Google's DeepMind group brought you to the championship -playing AI's AlphaGo and AlphaGoZero-back with a new, improved and more general version. Double AlphaZero, this program taught three different board games (chess, Go and Shogi, a Japanese form of chess ) in just three days without human intervention. 19659005] A paper describing the performance was just published in Science . "From a completely random game, AlphaZero begins to learn what good games look like and make their own reviews about the game," said Demis Hassabis, CEO and co-founder of DeepMind. "In that sense, it's free from the limitations in the way people think of the game . "
Chess has long been an ideal test opportunity for gaming machines and the development of AI. The first chess program was written in the Los Alamo National Laboratory in the 1950s, and in the late 1960s, Richard D. Greenblats was Mac Hack IV program the first to play in a human chess tournament – and win against a person in tournament play. Many other computer chess programs followed every bit better than the last, to IBM's Deep Blue computer defeated chess master Garry Kasparov in May 1997.  As Kasparov points out in an accompanying editor in Science, these days your average smartphone chess is playing the app far more powerful than Deep Blue. So AI researchers showed up in recent years to create programs that can master the game Go, a hugely popular board game in East Asia dating over 2500 years. It's a surprisingly complicated game, much more difficult than chess, despite just involving two players with a simple set of basic rules. This makes it an ideal test opportunity for AI.
AlphaZero is a direct descendant of DeepMind's AlphaGo, who made headlines worldwide in 2016 by defeating Lee Sodol, the ruling (human) world champion of Go. Not happy to rest on the laurels, AlphaGo received a major upgrade last year and was able to learn self-winning strategies without the need for human intervention. By playing herself again and again, AlphaGo Zero (AGZ) trained to play Go from scratch in just three days and defended the original AlphaGo 100 games to 0. The only bet it received was the basic rules for the game.  The secret ingredient: "Enhancing Learning", which plays for millions of games, allows the program to learn from experience. This works because AGZ is rewarded for the most useful measures (ie design of winning strategies). AI does this by considering the most likely next moves and calculating the probability of winning for each of them. AGZ can do this in 0.4 seconds using only one network. (The original AlphaGo used two separate neural networks: one particular next move, while the other calculated the probabilities.) AGZ only needed to play 4.9 million games to master Go, compared to 30 million games for its predecessor.

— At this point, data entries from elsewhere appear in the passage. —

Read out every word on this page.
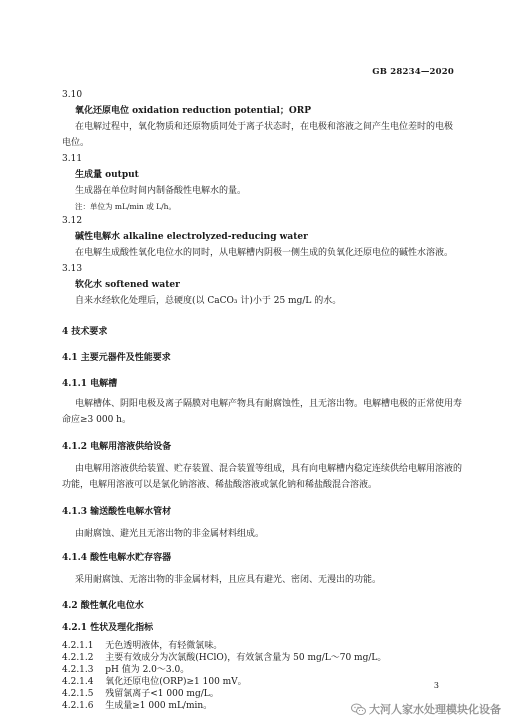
GB 28234—2020
3.10
氧化还原电位 oxidation reduction potential；ORP
在电解过程中，氧化物质和还原物质同处于离子状态时，在电极和溶液之间产生电位差时的电极
电位。
3.11
生成量 output
生成器在单位时间内制备酸性电解水的量。
注：单位为 mL/min 或 L/h。
3.12
碱性电解水 alkaline electrolyzed-reducing water
在电解生成酸性氧化电位水的同时，从电解槽内阴极一侧生成的负氧化还原电位的碱性水溶液。
3.13
软化水 softened water
自来水经软化处理后，总硬度(以 CaCO₃ 计)小于 25 mg/L 的水。
4 技术要求
4.1 主要元器件及性能要求
4.1.1 电解槽
电解槽体、阴阳电极及离子隔膜对电解产物具有耐腐蚀性，且无溶出物。电解槽电极的正常使用寿
命应≥3 000 h。
4.1.2 电解用溶液供给设备
由电解用溶液供给装置、贮存装置、混合装置等组成，具有向电解槽内稳定连续供给电解用溶液的
功能，电解用溶液可以是氯化钠溶液、稀盐酸溶液或氯化钠和稀盐酸混合溶液。
4.1.3 输送酸性电解水管材
由耐腐蚀、避光且无溶出物的非金属材料组成。
4.1.4 酸性电解水贮存容器
采用耐腐蚀、无溶出物的非金属材料，且应具有避光、密闭、无漫出的功能。
4.2 酸性氧化电位水
4.2.1 性状及理化指标
4.2.1.1 无色透明液体，有轻微氯味。
4.2.1.2 主要有效成分为次氯酸(HClO)，有效氯含量为 50 mg/L～70 mg/L。
4.2.1.3 pH 值为 2.0～3.0。
4.2.1.4 氧化还原电位(ORP)≥1 100 mV。
4.2.1.5 残留氯离子<1 000 mg/L。
4.2.1.6 生成量≥1 000 mL/min。
3
大河人家水处理模块化设备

"Instead of treating human instructions and knowledge at immense speed, AlphaZero generates its own knowledge."
AGZ was designed specifically for playing Go. AlphaZero generalizes this enhanced learning method to three different games: Go, Chess and Shogi, a Japanese version of chess. According to an accompanying perspective written by Deep Blue team member Murray Campbell, this latest version combines deep reinforcement learning (many layers of neural networks) with a general Monte Carlo three search method.
"AlphaZero learned to play each of the three board games very fast by using a large amount of processing power, 5000 tensor processing units (TPUs), equivalent to a very large supercomputer," Campbell wrote.
"Instead of treating human instruction and knowledge at enormous speed, like all previous chess machines, AlphaZero generates its own knowledge," Kasparov said. "It does this in just a few hours and the results have surpassed any known person or machine "Hassabis, who has long been passionate about chess, says that the program has also developed its own new dynamic play style – a style that Kasparov looks as much as its own.
There are some warnings. As its immediate predecessor, AlphaZero's basic algorithm works really only for problems where there are a number of actions you can take. It also requires a strong model for its environment, that is, game rules. In other words, Go is not the real world: it's a simplified, very limited version of the world, which means it is far more predictable.